そして転移魔法の存在自体は機密にするようなものじゃないという認識のようだ。
転移魔法以上の機密として考えられるのは、我が帝国にスパイ網が張り巡らされているということだろう。
得た情報は転移魔法を利用して、瞬時に王都コロナリアにもたらされると。
だからウートレイド首脳はこの兵力差を見せつけても余裕なんだな?
くっ、何ということだ。
「たかが国境の確認するのに大げさな軍隊率いてきたからさ。国内にワイバーンをどうにかできる人員が残ってるのかなって、心配になったんで教えてあげたんだよ」
「……」
押しつけがましい言い分じゃないか。
しかし先ほど工作兵の失敗も聞かされたし、どうにも分が悪い。
工作兵とワイバーン隊の両方が無力となったならば力押しになる。
であれば援軍を期待できるウートレイドに勝てる見込みがない。
それも今聞かされた情報が真実であればのことだが……。
工作兵がコロナリア王宮を急襲することもワイバーンが国防結界にぶつけられることも、ウートレイドは知っていたではないか。
ワイバーンが帝国で暴れていることだけを否定できる根拠があるだろうか?
「……ちなみに何体のワイバーンが帝国内に侵入しているんだ?」
「二〇体前後だよ」
二〇体だと?
大変な国難ではないか。
魔道士長が袖を引く。
「……ワイバーンのような大型飛行魔物は地上に引きずり下ろさねば、逃げられて被害が拡大します。一般兵では難しいです。ワイバーンを相手にできるほどの魔道士は、ほとんど今回従軍しておりますれば……」
やむを得ない。
作戦継続は不可能だ。
「我が軍は撤退します。情報の提供に感謝する」
「そうか。帰りには気をつけるのだぞ」
「今回は貸しだぞー」
何と性格の悪い。
追撃は勘弁しておいてやると言外に言われているではないか。
「国境決めるのは役人さんだけいればいいと思うよ。次回はそうしてよ。大軍で来ちゃうと、またワイバーンが帝国を襲うかもしれないからね」
「ハハハ、まさかそんな……」
と言いかけてある考えに思い当たる。
転移魔法だと?
まさか自国を襲うワイバーンを、転移で帝国に送りつけたのではあるまいな?
目の前でニコニコしている聖女パルフェとニヤニヤしているローダーリック陛下からは何も読み取れないが。

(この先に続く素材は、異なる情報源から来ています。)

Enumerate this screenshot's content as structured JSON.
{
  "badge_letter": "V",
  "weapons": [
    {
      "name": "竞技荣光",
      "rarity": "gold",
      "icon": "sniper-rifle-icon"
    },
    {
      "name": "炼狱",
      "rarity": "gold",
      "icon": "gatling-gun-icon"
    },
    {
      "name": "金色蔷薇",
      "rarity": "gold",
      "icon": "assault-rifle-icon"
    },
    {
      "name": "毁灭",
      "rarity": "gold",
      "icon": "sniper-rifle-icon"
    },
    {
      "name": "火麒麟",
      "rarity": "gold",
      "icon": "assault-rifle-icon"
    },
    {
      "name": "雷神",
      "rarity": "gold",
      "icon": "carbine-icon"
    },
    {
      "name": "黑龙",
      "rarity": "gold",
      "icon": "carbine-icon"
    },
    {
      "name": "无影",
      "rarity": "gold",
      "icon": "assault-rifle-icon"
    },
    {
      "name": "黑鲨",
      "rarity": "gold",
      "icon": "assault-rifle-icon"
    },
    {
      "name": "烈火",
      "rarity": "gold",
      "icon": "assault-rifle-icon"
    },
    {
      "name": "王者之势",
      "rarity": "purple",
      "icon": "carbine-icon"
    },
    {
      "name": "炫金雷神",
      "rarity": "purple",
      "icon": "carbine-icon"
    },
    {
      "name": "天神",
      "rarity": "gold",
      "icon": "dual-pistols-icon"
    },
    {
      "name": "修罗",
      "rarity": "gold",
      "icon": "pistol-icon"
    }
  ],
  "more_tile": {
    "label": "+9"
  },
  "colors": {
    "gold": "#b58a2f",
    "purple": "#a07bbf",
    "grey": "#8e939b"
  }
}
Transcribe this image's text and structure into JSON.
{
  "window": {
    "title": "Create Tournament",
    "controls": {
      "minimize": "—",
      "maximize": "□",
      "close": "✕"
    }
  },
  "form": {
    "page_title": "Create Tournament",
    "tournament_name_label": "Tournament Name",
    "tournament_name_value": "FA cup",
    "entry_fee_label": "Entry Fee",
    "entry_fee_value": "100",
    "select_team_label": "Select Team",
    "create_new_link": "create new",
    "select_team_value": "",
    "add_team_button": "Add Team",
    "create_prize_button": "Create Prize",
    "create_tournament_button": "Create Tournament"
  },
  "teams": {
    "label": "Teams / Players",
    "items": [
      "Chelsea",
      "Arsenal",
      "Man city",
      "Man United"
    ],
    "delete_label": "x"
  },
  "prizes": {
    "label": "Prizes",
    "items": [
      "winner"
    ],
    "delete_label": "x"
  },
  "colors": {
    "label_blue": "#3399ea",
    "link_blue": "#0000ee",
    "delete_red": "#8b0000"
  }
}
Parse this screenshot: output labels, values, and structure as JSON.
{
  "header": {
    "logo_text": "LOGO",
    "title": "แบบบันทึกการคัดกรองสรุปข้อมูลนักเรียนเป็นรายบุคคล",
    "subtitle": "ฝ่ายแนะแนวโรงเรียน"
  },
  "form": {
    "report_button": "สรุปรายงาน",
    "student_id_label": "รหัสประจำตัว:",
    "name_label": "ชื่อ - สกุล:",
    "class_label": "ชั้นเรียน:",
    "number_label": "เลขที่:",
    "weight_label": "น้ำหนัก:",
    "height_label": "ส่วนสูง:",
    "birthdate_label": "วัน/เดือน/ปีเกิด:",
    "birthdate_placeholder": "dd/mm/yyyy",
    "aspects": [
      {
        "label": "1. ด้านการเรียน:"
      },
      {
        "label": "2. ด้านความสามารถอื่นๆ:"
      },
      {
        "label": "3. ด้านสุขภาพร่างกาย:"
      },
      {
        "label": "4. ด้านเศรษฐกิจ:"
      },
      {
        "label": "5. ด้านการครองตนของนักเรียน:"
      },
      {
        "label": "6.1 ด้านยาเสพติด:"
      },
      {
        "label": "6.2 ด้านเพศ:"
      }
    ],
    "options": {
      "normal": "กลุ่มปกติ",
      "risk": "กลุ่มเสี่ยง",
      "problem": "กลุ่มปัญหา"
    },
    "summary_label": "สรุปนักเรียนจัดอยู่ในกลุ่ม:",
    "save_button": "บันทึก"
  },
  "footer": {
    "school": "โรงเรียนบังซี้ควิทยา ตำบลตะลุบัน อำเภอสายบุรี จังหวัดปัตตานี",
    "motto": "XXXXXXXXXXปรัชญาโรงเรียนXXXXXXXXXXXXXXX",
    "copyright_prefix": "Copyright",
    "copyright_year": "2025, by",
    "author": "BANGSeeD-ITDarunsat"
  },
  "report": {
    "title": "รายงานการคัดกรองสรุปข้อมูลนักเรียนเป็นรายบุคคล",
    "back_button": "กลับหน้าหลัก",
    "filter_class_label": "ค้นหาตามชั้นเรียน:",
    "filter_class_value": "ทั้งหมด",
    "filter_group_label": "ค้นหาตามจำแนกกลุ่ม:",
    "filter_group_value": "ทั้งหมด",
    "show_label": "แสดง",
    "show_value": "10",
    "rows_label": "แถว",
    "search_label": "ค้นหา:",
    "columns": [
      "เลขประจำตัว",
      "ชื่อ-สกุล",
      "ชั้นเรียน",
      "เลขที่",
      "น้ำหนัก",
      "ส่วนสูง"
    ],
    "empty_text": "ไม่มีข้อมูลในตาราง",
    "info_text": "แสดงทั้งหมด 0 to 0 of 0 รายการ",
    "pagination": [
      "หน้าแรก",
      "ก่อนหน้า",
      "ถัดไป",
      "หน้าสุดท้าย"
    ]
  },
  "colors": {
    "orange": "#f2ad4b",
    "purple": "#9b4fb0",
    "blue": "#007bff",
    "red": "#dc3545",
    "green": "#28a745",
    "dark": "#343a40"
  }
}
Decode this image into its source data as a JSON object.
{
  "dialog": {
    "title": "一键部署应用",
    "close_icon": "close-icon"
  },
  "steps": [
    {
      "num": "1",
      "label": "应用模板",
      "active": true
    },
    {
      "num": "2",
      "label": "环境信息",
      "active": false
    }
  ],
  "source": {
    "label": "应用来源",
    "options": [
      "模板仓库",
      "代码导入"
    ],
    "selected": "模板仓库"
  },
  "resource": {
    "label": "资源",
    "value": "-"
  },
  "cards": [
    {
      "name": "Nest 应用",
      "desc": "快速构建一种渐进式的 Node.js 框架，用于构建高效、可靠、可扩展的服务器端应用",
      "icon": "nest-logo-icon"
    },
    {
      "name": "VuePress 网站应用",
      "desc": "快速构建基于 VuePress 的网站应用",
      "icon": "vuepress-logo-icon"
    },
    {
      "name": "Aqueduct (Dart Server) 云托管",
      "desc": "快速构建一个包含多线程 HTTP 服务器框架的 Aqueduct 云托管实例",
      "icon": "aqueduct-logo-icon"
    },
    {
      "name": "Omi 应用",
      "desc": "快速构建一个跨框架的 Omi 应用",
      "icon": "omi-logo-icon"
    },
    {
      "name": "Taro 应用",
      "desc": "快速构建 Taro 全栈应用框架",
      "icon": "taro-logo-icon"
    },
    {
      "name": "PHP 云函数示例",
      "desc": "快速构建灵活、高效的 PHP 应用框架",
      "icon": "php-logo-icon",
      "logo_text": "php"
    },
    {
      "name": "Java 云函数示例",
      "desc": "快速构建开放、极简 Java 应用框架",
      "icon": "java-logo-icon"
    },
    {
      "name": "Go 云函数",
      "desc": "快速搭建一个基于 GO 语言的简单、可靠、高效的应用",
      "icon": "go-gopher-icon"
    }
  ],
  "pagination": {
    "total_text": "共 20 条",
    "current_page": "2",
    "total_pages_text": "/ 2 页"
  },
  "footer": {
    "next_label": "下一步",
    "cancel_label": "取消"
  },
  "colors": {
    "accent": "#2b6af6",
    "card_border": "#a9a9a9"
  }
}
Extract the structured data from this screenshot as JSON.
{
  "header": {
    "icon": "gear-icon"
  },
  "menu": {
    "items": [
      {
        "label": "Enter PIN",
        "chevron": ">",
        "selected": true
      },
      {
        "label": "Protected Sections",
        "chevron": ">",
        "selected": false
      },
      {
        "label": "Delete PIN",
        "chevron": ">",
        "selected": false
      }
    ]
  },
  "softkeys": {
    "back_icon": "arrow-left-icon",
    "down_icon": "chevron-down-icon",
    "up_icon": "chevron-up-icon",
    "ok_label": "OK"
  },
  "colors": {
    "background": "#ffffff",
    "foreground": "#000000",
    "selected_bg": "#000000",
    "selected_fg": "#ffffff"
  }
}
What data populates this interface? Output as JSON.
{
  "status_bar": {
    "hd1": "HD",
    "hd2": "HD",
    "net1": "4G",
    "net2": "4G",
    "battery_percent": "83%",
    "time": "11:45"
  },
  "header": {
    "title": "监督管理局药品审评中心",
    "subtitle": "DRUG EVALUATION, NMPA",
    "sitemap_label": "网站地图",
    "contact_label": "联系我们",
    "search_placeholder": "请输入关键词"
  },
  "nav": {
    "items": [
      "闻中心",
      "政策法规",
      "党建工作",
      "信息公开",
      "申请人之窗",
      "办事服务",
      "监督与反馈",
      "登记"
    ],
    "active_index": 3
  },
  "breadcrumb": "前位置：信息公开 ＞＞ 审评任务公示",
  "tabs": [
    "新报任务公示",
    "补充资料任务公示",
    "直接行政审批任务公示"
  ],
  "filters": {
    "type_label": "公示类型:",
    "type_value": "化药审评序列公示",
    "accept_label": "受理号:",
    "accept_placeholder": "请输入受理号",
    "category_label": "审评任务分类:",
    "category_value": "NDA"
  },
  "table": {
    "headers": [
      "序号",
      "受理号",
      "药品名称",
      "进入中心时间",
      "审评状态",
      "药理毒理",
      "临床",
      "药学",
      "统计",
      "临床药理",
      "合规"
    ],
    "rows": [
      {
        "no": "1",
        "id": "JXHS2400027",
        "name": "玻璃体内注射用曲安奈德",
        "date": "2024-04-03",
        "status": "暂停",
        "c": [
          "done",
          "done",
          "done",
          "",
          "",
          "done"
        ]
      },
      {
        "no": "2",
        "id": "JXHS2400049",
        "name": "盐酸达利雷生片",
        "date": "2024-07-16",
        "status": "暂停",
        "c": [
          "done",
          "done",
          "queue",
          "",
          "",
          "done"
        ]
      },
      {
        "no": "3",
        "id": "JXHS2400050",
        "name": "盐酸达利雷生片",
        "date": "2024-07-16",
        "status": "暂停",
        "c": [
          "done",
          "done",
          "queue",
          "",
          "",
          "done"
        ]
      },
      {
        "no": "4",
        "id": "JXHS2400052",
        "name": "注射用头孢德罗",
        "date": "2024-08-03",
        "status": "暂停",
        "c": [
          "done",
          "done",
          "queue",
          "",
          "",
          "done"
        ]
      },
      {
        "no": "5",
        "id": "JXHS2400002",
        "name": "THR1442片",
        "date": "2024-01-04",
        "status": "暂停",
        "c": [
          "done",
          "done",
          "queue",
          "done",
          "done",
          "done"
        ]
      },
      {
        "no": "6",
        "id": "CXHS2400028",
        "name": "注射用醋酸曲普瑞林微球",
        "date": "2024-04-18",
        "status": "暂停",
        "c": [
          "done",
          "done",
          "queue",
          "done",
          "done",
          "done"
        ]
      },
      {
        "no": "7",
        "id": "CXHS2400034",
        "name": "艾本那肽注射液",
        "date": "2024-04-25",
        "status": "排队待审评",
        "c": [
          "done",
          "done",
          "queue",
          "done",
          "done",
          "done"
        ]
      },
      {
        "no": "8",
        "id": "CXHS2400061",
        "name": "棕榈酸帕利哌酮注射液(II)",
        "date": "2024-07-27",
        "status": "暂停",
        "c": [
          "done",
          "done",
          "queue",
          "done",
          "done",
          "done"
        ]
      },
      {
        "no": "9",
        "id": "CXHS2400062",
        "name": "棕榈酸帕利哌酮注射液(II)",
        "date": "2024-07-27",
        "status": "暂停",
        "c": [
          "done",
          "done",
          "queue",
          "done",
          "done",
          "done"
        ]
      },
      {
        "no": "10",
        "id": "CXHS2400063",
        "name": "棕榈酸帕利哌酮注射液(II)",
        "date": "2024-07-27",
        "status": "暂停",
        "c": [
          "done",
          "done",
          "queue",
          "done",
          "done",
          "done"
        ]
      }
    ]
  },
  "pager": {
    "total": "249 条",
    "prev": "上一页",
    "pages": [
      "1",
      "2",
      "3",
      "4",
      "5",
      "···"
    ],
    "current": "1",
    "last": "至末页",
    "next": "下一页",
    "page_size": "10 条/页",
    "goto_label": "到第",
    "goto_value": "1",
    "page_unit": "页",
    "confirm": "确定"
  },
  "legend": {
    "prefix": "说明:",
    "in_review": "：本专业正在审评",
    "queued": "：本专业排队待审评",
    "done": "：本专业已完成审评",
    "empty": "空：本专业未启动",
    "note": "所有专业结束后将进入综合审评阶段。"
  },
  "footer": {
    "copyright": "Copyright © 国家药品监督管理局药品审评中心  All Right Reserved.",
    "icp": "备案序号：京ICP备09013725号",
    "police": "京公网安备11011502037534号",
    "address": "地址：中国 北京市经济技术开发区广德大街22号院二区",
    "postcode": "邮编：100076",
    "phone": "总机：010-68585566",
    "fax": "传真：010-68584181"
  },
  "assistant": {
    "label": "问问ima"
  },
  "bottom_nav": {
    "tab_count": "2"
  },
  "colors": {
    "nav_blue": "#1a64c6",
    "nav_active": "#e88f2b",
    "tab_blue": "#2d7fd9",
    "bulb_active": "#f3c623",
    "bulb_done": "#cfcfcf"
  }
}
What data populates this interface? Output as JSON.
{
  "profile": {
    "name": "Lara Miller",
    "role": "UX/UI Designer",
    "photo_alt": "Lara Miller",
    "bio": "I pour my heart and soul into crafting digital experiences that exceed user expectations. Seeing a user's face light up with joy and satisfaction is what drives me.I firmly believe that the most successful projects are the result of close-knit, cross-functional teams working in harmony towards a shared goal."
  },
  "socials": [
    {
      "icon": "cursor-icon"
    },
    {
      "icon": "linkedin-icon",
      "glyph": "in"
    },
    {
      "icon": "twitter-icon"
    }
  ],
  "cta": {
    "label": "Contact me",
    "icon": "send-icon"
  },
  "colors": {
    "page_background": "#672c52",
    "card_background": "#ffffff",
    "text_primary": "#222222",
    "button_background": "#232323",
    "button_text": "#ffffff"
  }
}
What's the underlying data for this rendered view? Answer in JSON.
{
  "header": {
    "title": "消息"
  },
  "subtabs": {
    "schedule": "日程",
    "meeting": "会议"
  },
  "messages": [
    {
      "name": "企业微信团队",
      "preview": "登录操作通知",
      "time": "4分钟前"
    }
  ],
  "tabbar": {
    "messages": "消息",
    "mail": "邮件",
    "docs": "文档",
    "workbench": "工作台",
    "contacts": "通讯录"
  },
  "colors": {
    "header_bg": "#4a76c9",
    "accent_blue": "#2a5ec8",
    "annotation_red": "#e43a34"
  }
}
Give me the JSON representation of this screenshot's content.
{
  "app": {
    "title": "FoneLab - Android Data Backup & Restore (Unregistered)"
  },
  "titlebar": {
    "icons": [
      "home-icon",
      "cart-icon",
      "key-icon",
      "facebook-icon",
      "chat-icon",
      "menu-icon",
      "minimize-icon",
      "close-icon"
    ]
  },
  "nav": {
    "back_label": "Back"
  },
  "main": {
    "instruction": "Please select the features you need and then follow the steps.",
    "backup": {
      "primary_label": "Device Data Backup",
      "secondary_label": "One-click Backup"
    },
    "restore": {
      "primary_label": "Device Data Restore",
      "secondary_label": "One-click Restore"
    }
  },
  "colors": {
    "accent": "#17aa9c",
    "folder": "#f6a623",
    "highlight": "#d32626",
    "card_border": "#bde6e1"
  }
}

「……参考までに聞いておきたいが、聖女殿が相手にした魔物で最も強かったのは何だ?」
「アースドラゴンだな。その時ハンスさんもいたから覚えてるんじゃない?」
「当然だぜ。将軍、アースドラゴン戦ではパルフェちゃんが結界と魔法の盾で魔物の攻撃を完封したんですよ。死者ゼロの大勝利でした」
そんなことはどうでもいい。
どれほどの魔物と接触できるのかを聞きたかっただけだ。
アースドラゴンクラスの暴虐な魔物をいきなり転移で放り込まれてはたまらん。
もうウートレイドは敵に回せない。
我が帝国の覇道主義は転換の時期だと提言せねばならぬ。